The Forum for Discussion about The Third Manifesto and Related Matters

You need to log in to create posts and topics.

Null, NaN, NaV, and 2VL

I am going to assume for now that SQL NULL represents one of three things:  (a) a value which is knowable but presently not known, like John Cowan's death date; (b) something that is not applicable to the tuple it is in (the fuel efficiency of an all-electric vehicle; (c)  a soft error that does not throw an exception.  I am going to dismiss case (a), as it is in some sense transient, even if the lag time before the value is known may be very large.
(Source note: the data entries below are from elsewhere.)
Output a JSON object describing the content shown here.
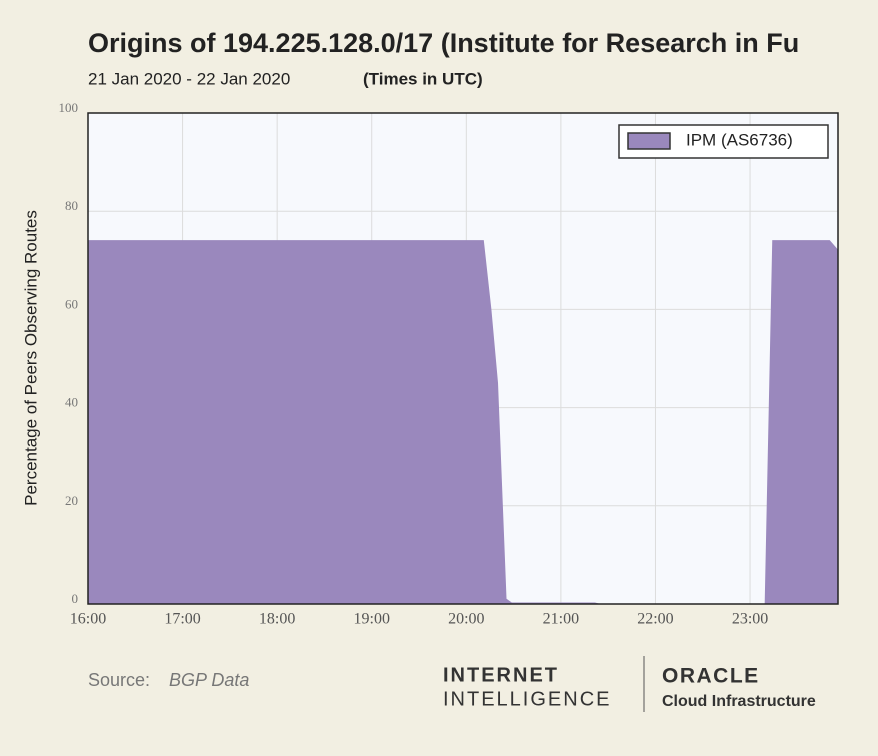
{
  "chart_data": {
    "type": "area",
    "title": "Origins of 194.225.128.0/17 (Institute for Research in Fu",
    "subtitle": "21 Jan 2020 - 22 Jan 2020",
    "subtitle_note": "(Times in UTC)",
    "y_label": "Percentage of Peers Observing Routes",
    "x": [
      16.0,
      20.18,
      20.26,
      20.33,
      20.42,
      20.48,
      21.36,
      21.4,
      23.16,
      23.24,
      23.84,
      23.93
    ],
    "series": [
      {
        "name": "IPM (AS6736)",
        "color": "#9a88bd",
        "values": [
          74,
          74,
          60,
          45,
          1,
          0.2,
          0.2,
          0,
          0,
          74,
          74,
          72
        ]
      }
    ],
    "xlim": [
      16,
      23.93
    ],
    "xticks": [
      {
        "value": 16,
        "label": "16:00"
      },
      {
        "value": 17,
        "label": "17:00"
      },
      {
        "value": 18,
        "label": "18:00"
      },
      {
        "value": 19,
        "label": "19:00"
      },
      {
        "value": 20,
        "label": "20:00"
      },
      {
        "value": 21,
        "label": "21:00"
      },
      {
        "value": 22,
        "label": "22:00"
      },
      {
        "value": 23,
        "label": "23:00"
      }
    ],
    "ylim": [
      0,
      100
    ],
    "yticks": [
      0,
      20,
      40,
      60,
      80,
      100
    ],
    "grid": true,
    "legend": "upper right",
    "source_label": "Source:",
    "source": "BGP Data",
    "logo_left": [
      "INTERNET",
      "INTELLIGENCE"
    ],
    "logo_right": [
      "ORACLE",
      "Cloud Infrastructure"
    ]
  }
}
The value NaN in the floating-point domain can be used as either (b) or (c); in principle, (a) is possible, but usually floats are in scientific applications where everything is either known or never going to be known.  In the interval interpretation of floats, a float f₁ represents the half-open interval [f₁ - (f₁ - f₀)/2, f1 + (f₂ - f₁)/2), where f₀ and f₂ are the floats just above and just below f, and +Inf and -Inf are the half-open intervals from the largest/smallest float to ±∞.  NaN represents the interval from -∞ to +∞, as in 1.0/0.0, or else the null interval, as in √ᵣ-2 where √ᵣ is the real-valued square root, so it truly is a floating-point value rather than a "mark".

However, it is off the real number line, because every affirmative comparison operator (= < > ≤ ≥) involving NaN returns false.  Thus 1 < NaN is false, -5 >= NaN is false, and in particular NaN = NaN is false.  This means that < is no longer the negation of >= and likewise in all similar cases, which is a bit messy, but could be made easier by adding operators ≠ </ >/ ≤/ ≥/.  This is done because we do not want to assert that 1.0/0.0 =√ᵣ-2 is true.
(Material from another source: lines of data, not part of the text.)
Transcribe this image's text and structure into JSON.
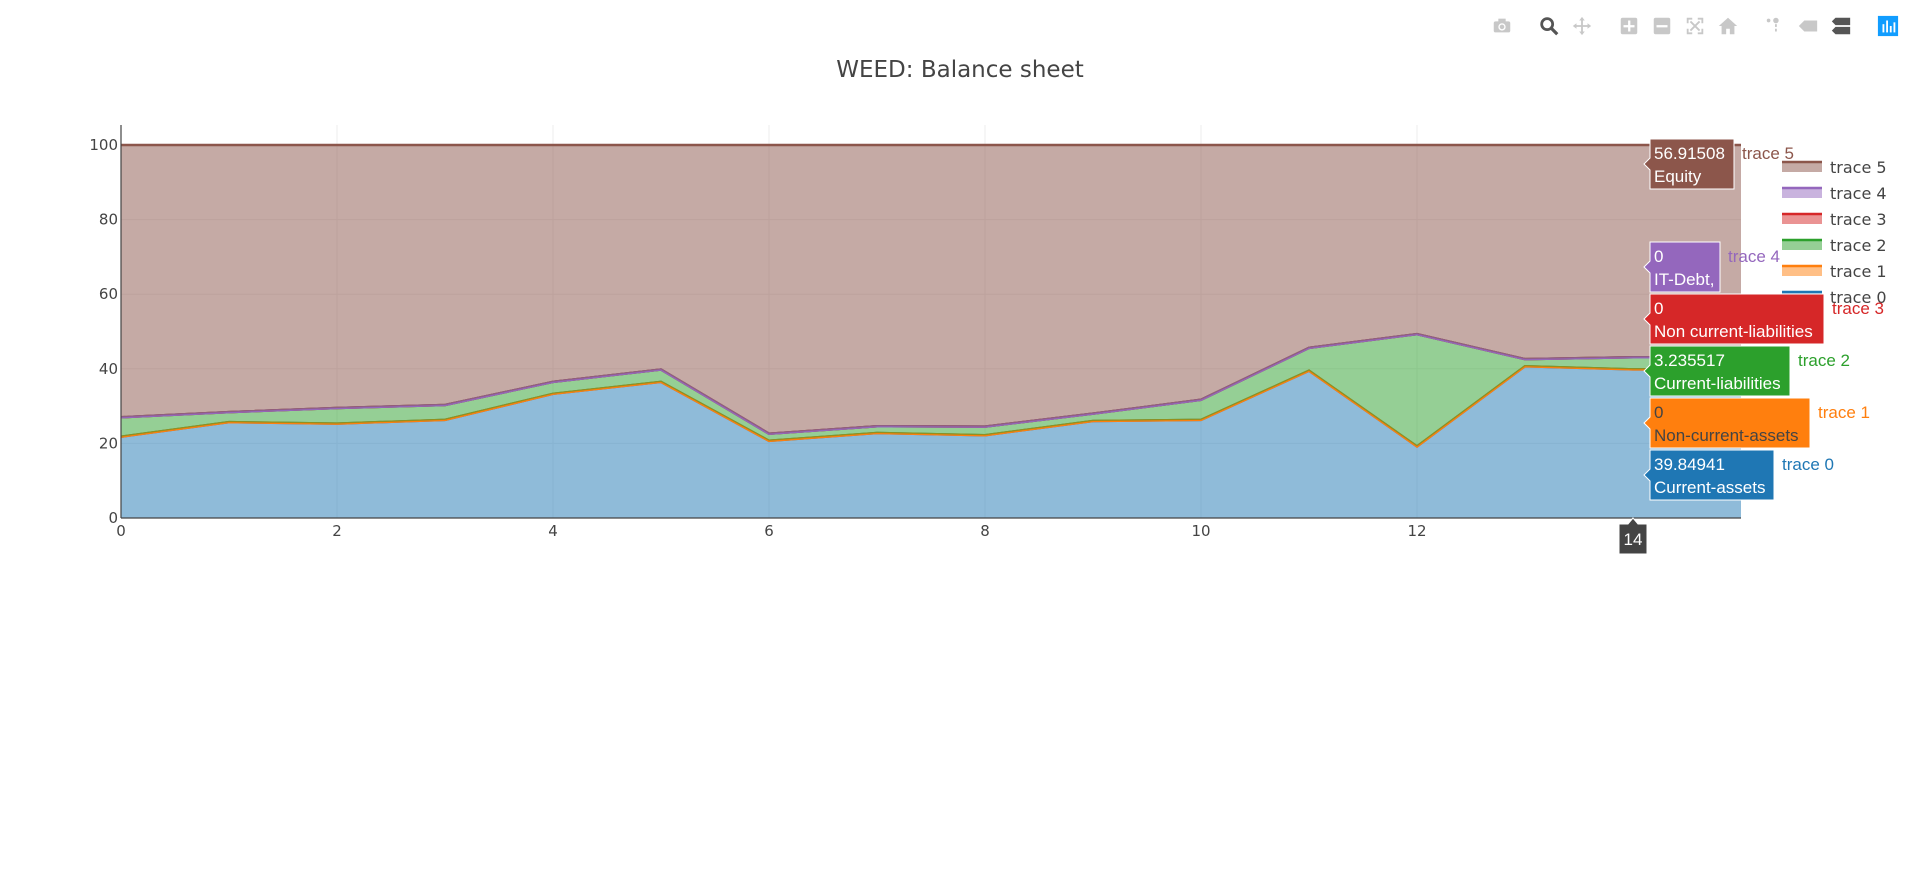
{
  "modebar": {
    "buttons": [
      {
        "name": "camera-icon",
        "title": "Download plot as a png"
      },
      {
        "name": "zoom-icon",
        "title": "Zoom"
      },
      {
        "name": "pan-icon",
        "title": "Pan"
      },
      {
        "name": "zoom-in-icon",
        "title": "Zoom in"
      },
      {
        "name": "zoom-out-icon",
        "title": "Zoom out"
      },
      {
        "name": "autoscale-icon",
        "title": "Autoscale"
      },
      {
        "name": "home-icon",
        "title": "Reset axes"
      },
      {
        "name": "spike-lines-icon",
        "title": "Toggle Spike Lines"
      },
      {
        "name": "hover-closest-icon",
        "title": "Show closest data on hover"
      },
      {
        "name": "hover-compare-icon",
        "title": "Compare data on hover"
      },
      {
        "name": "plotly-logo-icon",
        "title": "Produced with Plotly"
      }
    ]
  },
  "chart_data": {
    "type": "area",
    "title": "WEED: Balance sheet",
    "xlabel": "",
    "ylabel": "",
    "xlim": [
      0,
      15
    ],
    "ylim": [
      0,
      100
    ],
    "x_ticks": [
      0,
      2,
      4,
      6,
      8,
      10,
      12
    ],
    "y_ticks": [
      0,
      20,
      40,
      60,
      80,
      100
    ],
    "grid": true,
    "stacked": true,
    "legend_position": "top-right",
    "x": [
      0,
      1,
      2,
      3,
      4,
      5,
      6,
      7,
      8,
      9,
      10,
      11,
      12,
      13,
      14,
      15
    ],
    "series": [
      {
        "name": "trace 0",
        "label": "Current-assets",
        "color": "#1f77b4",
        "values": [
          21.8,
          25.7,
          25.3,
          26.3,
          33.3,
          36.5,
          20.7,
          22.8,
          22.2,
          26.0,
          26.3,
          39.5,
          19.2,
          40.7,
          39.84941,
          39.84941
        ]
      },
      {
        "name": "trace 1",
        "label": "Non-current-assets",
        "color": "#ff7f0e",
        "values": [
          0,
          0,
          0,
          0,
          0,
          0,
          0,
          0,
          0,
          0,
          0,
          0,
          0,
          0,
          0,
          0
        ]
      },
      {
        "name": "trace 2",
        "label": "Current-liabilities",
        "color": "#2ca02c",
        "values": [
          5.2,
          2.7,
          4.2,
          4.0,
          3.2,
          3.3,
          1.9,
          1.8,
          2.3,
          2.0,
          5.4,
          6.1,
          30.1,
          1.9,
          3.235517,
          3.235517
        ]
      },
      {
        "name": "trace 3",
        "label": "Non current-liabilities",
        "color": "#d62728",
        "values": [
          0,
          0,
          0,
          0,
          0,
          0,
          0,
          0,
          0,
          0,
          0,
          0,
          0,
          0,
          0,
          0
        ]
      },
      {
        "name": "trace 4",
        "label": "IT-Debt,",
        "color": "#9467bd",
        "values": [
          0,
          0,
          0,
          0,
          0,
          0,
          0,
          0,
          0,
          0,
          0,
          0,
          0,
          0,
          0,
          0
        ]
      },
      {
        "name": "trace 5",
        "label": "Equity",
        "color": "#8c564b",
        "values": [
          73.0,
          71.6,
          70.5,
          69.7,
          63.5,
          60.2,
          77.4,
          75.4,
          75.5,
          72.0,
          68.3,
          54.4,
          50.7,
          57.4,
          56.91508,
          56.91508
        ]
      }
    ],
    "hover": {
      "x_label": "14",
      "items": [
        {
          "trace": "trace 5",
          "value": "56.91508",
          "label": "Equity"
        },
        {
          "trace": "trace 4",
          "value": "0",
          "label": "IT-Debt,"
        },
        {
          "trace": "trace 3",
          "value": "0",
          "label": "Non current-liabilities"
        },
        {
          "trace": "trace 2",
          "value": "3.235517",
          "label": "Current-liabilities"
        },
        {
          "trace": "trace 1",
          "value": "0",
          "label": "Non-current-assets"
        },
        {
          "trace": "trace 0",
          "value": "39.84941",
          "label": "Current-assets"
        }
      ]
    },
    "legend": [
      "trace 5",
      "trace 4",
      "trace 3",
      "trace 2",
      "trace 1",
      "trace 0"
    ]
  }
}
The extension of infinity and NaN to the domain of exact numbers (integral or fractional) is straightforward, so we can have a value NaEN ("not an exact number").  Complex numbers are more complicated, because either the real part or the imaginary part can be NaN separately (this turns out to be what people doing computation on complex numbers want).  If we have a relation with information about gods and mortals, we may well say that a god's death date is NaD, and perhaps this is also true of some gods' birth dates; by the same token, the age of a god is NaEN.  If "abc" * 3 is "abcabcabc", then "abcabcabd"/3 is NaS.
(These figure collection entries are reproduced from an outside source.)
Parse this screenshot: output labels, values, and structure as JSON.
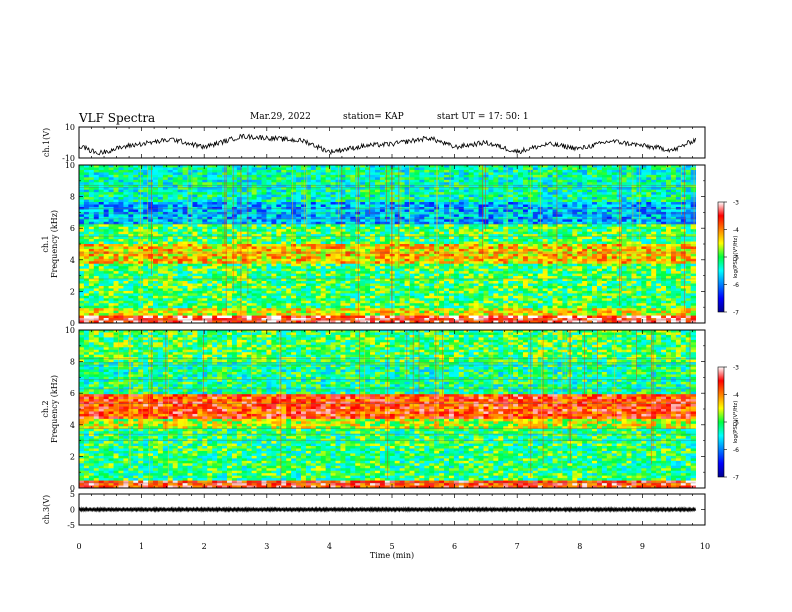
{
  "header": {
    "title": "VLF Spectra",
    "date": "Mar.29, 2022",
    "station": "station= KAP",
    "start": "start  UT  =   17: 50: 1"
  },
  "chart_data": [
    {
      "type": "line",
      "name": "ch1-waveform",
      "ylabel": "ch.1(V)",
      "ylim": [
        -10,
        10
      ],
      "yticks": [
        10,
        -10
      ],
      "xlim": [
        0,
        10
      ],
      "x_unit": "min",
      "data_end_min": 9.85,
      "description_points": [
        {
          "x": 0,
          "y": -2
        },
        {
          "x": 0.3,
          "y": -7
        },
        {
          "x": 0.8,
          "y": -2
        },
        {
          "x": 1.5,
          "y": 2
        },
        {
          "x": 2.0,
          "y": -3
        },
        {
          "x": 2.6,
          "y": 4
        },
        {
          "x": 3.0,
          "y": 3
        },
        {
          "x": 3.6,
          "y": 1
        },
        {
          "x": 4.0,
          "y": -6
        },
        {
          "x": 4.6,
          "y": -2
        },
        {
          "x": 5.0,
          "y": -1
        },
        {
          "x": 5.6,
          "y": 3
        },
        {
          "x": 6.0,
          "y": -3
        },
        {
          "x": 6.5,
          "y": 0
        },
        {
          "x": 7.0,
          "y": -6
        },
        {
          "x": 7.5,
          "y": -1
        },
        {
          "x": 8.0,
          "y": -4
        },
        {
          "x": 8.5,
          "y": 1
        },
        {
          "x": 9.0,
          "y": -2
        },
        {
          "x": 9.5,
          "y": -5
        },
        {
          "x": 9.85,
          "y": 2
        }
      ]
    },
    {
      "type": "heatmap",
      "name": "ch1-spectrogram",
      "ylabel_line1": "ch.1",
      "ylabel_line2": "Frequency  (kHz)",
      "ylim": [
        0,
        10
      ],
      "yticks": [
        0,
        2,
        4,
        6,
        8,
        10
      ],
      "xlim": [
        0,
        10
      ],
      "data_end_min": 9.85,
      "bands_khz": [
        {
          "from": 0,
          "to": 0.4,
          "level": -3.4
        },
        {
          "from": 0.4,
          "to": 1.0,
          "level": -4.5
        },
        {
          "from": 1.0,
          "to": 3.8,
          "level": -5.0
        },
        {
          "from": 3.8,
          "to": 5.0,
          "level": -4.3
        },
        {
          "from": 5.0,
          "to": 6.2,
          "level": -5.0
        },
        {
          "from": 6.2,
          "to": 7.6,
          "level": -5.8
        },
        {
          "from": 7.6,
          "to": 10.0,
          "level": -5.3
        }
      ],
      "colorbar": {
        "label": "log(PSD)(V²/Hz)",
        "range": [
          -7,
          -3
        ],
        "ticks": [
          -3,
          -4,
          -5,
          -6,
          -7
        ]
      }
    },
    {
      "type": "heatmap",
      "name": "ch2-spectrogram",
      "ylabel_line1": "ch.2",
      "ylabel_line2": "Frequency  (kHz)",
      "ylim": [
        0,
        10
      ],
      "yticks": [
        0,
        2,
        4,
        6,
        8,
        10
      ],
      "xlim": [
        0,
        10
      ],
      "data_end_min": 9.85,
      "bands_khz": [
        {
          "from": 0,
          "to": 0.4,
          "level": -3.6
        },
        {
          "from": 0.4,
          "to": 3.8,
          "level": -5.1
        },
        {
          "from": 3.8,
          "to": 4.4,
          "level": -4.6
        },
        {
          "from": 4.4,
          "to": 6.0,
          "level": -3.7
        },
        {
          "from": 6.0,
          "to": 8.0,
          "level": -5.2
        },
        {
          "from": 8.0,
          "to": 10.0,
          "level": -5.0
        }
      ],
      "colorbar": {
        "label": "log(PSD)(V²/Hz)",
        "range": [
          -7,
          -3
        ],
        "ticks": [
          -3,
          -4,
          -5,
          -6,
          -7
        ]
      }
    },
    {
      "type": "line",
      "name": "ch3-waveform",
      "ylabel": "ch.3(V)",
      "ylim": [
        -5,
        5
      ],
      "yticks": [
        5,
        0,
        -5
      ],
      "xlim": [
        0,
        10
      ],
      "data_end_min": 9.85,
      "level": 0,
      "noise_amplitude": 0.4
    }
  ],
  "xaxis": {
    "label": "Time  (min)",
    "ticks": [
      0,
      1,
      2,
      3,
      4,
      5,
      6,
      7,
      8,
      9,
      10
    ]
  }
}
All this can be generalized to NaV, the (typeless) union of all such values, as long as Boolean values are excluded.  There is no NaB, because booleans might be presently unknown, but they can never be inapplicable, nor can they be the result of a soft error, since operations on booleans are truly closed.  So we have provided for some (not all) of the functions of NULL without gaining th complexities of 3VL.  In particular, 3VL with UNKNOWN makes sense only using an open-world assumption in which a tuple in a relation represents a fact but the absence of a tuple does not represent the falsity of that fact, which is not the normal case.  So even for full-fledged SQL NULL, we can reject the use of 2VL (at the expense of the standard, of course).  In short, the devil may still be a bit sulfurous, but he is none so bad as he has been painted.